Life distorted by harm and abuse is still life and still, if you look closely enough, bears meaning and significance and great beauty. There is no doubt that, given a chance, no-one would want anyone to live as Henry Darger did and no-one, I truly feel, can really feel that his paintings of child abuse are to celebrated but you bless Olivia Laing for seeking (and finding) meaning in the most abject states of being and self-denial – whether in celebrated forms (like Andy Warhol) or one you sometimes wonder whose memorials might have been more ‘happily’ left in a New York ‘dumpster’, where Darger’s paintings of ritual child-slaughter were found.

But this passage is worth 10 books of the like of the second half of Matthew Todd’s[1]:

You can’t think about people like Darger … without thinking too about the damage society wreaks upon individuals: the role structures like families and schools and governments play in any single person’s experience of isolation. It’s not only factually incorrect to assume mental illness can entirely explain Darger: it’s also morally wrong, an act of cruelty as well as misreading. (p. 165)

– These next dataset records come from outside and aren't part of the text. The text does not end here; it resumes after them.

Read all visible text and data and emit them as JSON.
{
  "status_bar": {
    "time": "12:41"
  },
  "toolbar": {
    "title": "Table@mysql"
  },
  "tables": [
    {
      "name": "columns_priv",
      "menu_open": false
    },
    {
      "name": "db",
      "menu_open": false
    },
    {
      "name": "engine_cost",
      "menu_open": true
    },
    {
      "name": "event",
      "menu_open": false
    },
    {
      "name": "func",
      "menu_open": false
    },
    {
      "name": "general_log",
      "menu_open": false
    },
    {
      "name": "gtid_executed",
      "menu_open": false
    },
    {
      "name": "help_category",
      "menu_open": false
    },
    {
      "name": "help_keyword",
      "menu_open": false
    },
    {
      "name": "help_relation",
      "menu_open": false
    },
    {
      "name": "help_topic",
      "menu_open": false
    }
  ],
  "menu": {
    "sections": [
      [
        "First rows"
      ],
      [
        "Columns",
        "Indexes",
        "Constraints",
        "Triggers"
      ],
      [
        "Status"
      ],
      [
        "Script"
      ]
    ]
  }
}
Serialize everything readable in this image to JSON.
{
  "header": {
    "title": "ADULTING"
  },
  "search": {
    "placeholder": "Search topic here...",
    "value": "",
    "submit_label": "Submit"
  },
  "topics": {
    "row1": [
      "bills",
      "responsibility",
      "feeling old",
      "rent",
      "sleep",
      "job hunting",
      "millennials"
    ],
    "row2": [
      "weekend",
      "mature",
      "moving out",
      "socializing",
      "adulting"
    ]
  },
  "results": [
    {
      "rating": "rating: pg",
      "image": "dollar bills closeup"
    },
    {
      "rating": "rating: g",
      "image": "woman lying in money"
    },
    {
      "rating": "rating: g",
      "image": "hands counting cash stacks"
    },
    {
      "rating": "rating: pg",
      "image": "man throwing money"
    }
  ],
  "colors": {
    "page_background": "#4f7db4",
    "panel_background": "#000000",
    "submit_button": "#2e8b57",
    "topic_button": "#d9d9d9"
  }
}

This is writing that lives in a world still defined ethically and by significance not passing mood. A world we see in her beautiful aside about Owen Jones’ experience in a lovely article – read it if you can’t or won’t read her book – in The Guardian Saturday 18 June 2016, p.5. That article contains every point of political and personal importance made by Todd, without the higher power conversion material. Life means – and it means ‘awfully’ (thanks to J.M. Barrie via Beryl Bainbridge).



[1] Or even the otherwise glorious, Ruby Wax – a truly comic hero ruined by Oxford University Cognitive Behavioural / Mindfulness syndrome fashion builders.